How to overcome supply chain disruptions
While the nature of the disruption can’t always be anticipated, it’s clear that supply chain managers need to increase overall resilience and flexibility. Here are some of the ways this can be achieved:
- Digitally transforming your supply chains to ensure complete end to end visibility
- Future proofing your supply chains and building resilient supply chains to counter and manage disruptions.
- Preparing for changes in demand by reinforcing forecasting capabilities. Control towers and advanced supply chain analytics can assist with this
- Consider alternatives to what is now considered a slightly outdated concept of JIT supply chain management
- Procuring inventory and raw materials early on, particularly where they’re in potentially impacted areas.

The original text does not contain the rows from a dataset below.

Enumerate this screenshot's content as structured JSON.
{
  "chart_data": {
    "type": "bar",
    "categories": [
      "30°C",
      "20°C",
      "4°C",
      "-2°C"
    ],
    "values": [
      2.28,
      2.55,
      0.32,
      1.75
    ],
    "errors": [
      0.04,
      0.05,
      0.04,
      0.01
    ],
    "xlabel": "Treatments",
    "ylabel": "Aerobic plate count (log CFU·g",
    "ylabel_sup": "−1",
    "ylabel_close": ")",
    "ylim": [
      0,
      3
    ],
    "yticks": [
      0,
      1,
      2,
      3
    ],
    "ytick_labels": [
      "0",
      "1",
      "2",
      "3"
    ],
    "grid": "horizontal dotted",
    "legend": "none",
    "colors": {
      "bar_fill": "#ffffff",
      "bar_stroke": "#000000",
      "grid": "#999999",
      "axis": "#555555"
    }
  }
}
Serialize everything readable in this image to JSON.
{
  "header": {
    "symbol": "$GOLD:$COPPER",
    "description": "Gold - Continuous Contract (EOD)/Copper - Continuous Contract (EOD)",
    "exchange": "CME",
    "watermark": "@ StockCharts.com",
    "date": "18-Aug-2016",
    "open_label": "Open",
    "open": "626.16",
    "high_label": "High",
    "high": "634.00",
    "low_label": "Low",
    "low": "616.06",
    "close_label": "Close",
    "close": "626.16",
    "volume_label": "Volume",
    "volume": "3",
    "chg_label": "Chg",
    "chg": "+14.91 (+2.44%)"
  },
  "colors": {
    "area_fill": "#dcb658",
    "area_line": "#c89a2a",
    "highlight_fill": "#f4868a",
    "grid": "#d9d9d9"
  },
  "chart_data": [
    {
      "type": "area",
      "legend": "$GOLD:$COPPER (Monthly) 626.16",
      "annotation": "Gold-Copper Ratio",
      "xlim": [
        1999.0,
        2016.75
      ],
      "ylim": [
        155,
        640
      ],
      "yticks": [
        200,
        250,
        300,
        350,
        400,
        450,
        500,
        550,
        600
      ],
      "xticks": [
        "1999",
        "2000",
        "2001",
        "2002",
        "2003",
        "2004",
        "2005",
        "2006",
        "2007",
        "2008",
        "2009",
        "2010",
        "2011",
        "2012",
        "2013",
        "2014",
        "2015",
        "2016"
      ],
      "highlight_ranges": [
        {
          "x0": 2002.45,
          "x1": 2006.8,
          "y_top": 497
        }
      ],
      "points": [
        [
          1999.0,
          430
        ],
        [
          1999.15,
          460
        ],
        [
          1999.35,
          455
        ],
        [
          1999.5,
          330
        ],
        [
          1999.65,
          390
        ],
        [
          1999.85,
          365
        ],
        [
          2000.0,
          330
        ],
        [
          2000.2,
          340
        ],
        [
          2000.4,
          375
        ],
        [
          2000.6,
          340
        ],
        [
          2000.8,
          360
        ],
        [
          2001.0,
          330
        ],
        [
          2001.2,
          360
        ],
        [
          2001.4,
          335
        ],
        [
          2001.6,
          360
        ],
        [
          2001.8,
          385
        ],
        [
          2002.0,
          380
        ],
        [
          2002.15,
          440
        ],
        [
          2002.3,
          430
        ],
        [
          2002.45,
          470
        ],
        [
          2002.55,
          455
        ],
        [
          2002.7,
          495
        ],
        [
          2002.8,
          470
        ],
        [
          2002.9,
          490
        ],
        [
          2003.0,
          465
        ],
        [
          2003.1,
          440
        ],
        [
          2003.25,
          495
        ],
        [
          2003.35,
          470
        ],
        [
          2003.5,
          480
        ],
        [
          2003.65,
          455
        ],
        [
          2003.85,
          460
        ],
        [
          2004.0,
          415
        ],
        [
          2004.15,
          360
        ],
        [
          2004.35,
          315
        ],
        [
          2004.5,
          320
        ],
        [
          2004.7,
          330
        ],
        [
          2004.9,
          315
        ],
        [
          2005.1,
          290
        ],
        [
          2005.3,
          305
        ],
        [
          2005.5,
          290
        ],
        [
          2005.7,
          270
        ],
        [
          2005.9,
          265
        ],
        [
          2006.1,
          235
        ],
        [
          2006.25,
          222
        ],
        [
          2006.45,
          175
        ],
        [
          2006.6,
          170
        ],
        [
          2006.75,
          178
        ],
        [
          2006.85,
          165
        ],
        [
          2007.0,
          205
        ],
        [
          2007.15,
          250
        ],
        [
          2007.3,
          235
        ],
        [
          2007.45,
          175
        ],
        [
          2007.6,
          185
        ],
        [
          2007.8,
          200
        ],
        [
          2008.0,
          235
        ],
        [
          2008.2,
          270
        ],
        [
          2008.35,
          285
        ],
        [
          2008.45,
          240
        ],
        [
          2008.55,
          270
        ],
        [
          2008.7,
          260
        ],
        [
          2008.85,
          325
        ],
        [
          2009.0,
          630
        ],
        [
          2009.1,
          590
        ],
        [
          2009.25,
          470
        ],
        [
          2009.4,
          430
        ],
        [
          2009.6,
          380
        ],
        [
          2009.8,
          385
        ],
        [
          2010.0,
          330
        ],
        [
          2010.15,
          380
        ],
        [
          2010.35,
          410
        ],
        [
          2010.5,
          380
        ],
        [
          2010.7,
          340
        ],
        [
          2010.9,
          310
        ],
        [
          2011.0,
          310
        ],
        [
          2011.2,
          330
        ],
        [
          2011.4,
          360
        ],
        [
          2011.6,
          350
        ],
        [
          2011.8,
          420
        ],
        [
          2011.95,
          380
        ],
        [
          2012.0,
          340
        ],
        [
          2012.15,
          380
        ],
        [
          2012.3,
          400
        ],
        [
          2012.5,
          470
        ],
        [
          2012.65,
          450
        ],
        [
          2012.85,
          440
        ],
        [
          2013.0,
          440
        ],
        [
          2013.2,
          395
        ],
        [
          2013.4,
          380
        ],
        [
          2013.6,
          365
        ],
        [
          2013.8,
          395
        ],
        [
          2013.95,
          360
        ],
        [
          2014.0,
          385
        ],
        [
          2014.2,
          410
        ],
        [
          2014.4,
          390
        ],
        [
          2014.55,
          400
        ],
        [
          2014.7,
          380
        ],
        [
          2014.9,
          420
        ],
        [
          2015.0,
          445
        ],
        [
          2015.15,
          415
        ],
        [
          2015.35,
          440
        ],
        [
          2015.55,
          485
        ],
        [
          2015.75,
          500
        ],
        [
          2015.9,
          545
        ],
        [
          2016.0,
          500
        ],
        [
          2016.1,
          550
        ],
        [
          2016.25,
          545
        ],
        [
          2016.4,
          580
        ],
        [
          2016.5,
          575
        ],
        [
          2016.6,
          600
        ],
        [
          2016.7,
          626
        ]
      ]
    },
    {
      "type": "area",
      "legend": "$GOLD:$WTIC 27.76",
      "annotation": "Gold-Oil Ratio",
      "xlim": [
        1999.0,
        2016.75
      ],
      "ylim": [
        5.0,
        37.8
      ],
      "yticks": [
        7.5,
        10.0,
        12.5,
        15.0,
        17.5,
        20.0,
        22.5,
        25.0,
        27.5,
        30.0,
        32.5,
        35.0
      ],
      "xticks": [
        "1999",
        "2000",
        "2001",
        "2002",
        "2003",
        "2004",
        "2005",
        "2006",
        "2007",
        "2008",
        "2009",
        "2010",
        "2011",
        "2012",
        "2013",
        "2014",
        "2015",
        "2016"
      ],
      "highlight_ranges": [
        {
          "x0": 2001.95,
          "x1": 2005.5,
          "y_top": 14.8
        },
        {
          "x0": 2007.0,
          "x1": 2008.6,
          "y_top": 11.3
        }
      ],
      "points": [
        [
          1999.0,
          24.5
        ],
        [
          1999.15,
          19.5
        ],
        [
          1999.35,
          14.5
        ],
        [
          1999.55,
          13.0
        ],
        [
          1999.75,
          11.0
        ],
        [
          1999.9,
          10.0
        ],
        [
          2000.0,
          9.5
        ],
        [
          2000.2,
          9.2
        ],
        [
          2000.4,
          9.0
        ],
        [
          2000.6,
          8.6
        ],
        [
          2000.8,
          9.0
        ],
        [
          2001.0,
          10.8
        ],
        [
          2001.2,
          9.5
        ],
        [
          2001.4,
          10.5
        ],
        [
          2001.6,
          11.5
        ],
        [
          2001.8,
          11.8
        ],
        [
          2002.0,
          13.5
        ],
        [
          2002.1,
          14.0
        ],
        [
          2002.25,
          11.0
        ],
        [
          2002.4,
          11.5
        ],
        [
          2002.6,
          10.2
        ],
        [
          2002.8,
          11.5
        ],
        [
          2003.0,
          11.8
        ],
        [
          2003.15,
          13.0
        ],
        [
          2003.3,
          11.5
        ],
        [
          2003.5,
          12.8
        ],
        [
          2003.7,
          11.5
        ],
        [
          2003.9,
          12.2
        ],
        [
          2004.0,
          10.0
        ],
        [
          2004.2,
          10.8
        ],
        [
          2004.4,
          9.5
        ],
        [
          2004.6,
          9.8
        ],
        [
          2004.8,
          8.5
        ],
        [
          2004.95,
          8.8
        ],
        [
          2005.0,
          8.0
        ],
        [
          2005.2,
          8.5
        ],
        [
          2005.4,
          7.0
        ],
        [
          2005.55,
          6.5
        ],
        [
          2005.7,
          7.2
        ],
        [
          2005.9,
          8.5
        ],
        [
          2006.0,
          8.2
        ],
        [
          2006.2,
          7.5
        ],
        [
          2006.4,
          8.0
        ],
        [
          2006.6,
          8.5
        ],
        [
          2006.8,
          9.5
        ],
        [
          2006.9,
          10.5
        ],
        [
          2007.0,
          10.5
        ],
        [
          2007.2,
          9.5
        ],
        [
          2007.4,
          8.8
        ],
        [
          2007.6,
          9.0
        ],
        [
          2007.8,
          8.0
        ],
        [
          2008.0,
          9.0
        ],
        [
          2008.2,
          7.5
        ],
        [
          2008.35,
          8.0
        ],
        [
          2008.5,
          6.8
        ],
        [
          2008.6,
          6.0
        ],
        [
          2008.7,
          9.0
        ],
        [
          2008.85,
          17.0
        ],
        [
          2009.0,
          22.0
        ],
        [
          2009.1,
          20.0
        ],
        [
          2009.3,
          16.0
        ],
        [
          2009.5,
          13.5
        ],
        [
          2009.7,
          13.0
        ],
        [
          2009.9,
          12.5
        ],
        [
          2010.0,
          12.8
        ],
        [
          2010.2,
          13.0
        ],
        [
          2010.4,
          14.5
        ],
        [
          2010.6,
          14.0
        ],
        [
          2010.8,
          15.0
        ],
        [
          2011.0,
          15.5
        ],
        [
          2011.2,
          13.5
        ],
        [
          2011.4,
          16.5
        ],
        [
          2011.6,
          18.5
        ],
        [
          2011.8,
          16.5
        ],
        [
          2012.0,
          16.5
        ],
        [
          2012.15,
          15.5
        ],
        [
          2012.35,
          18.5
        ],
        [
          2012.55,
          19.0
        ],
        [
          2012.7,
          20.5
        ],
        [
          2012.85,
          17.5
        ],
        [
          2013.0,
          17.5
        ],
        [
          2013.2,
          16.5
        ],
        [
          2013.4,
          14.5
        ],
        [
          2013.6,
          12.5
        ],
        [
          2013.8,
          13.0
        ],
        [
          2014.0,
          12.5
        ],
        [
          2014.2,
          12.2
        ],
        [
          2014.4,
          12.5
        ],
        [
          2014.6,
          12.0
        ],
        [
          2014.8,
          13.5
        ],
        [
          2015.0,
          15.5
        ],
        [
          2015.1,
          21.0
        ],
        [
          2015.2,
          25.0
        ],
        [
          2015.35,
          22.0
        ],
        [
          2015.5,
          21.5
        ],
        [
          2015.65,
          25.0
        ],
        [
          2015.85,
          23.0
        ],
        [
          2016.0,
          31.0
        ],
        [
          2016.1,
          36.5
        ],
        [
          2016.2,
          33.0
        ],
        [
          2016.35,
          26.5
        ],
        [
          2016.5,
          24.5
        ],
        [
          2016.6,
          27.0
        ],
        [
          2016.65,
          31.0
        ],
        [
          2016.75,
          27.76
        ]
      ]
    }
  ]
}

- Ensuring your last-mile partners share the same supply chain philosophy and best practices
- Developing multi-modal transportation capabilities so cargo movement can be switched between modes quickly – like using air freight due to seaport congestions or using rail due to truck shortages
- Redefining the sourcing strategy by working with local suppliers and exploring near shoring and regional opportunities.
- Strengthening capabilities and talent within your organisation through further skills development.
- Improving communication channels and update customers on any delays to improve customer satisfaction and build trust.
- Performing risk assessments on critical business functions and making required adjustments accordingly.
Supply chains enable the production and distribution of various goods used in day-to-day life such as computers, cars, lifesaving medicines, and food to name a few. However, this trillion-dollar industry is facing constant risk from several disruptions as listed above. These external forces result in massive disruption to the supply chain, leaving customers without basic household goods, food, and medication. Supply chain managers can’t be sure of what threat is coming next, but they can be assured threats are usually closer than they think and need to be prepared. The best way to do this is by improving the flexibility and resilience of the supply chain through the solutions above. Digital and technological solutions that encourage communication, collaboration, multi-sourcing, and talent management are the best tools available to supply chain managers today.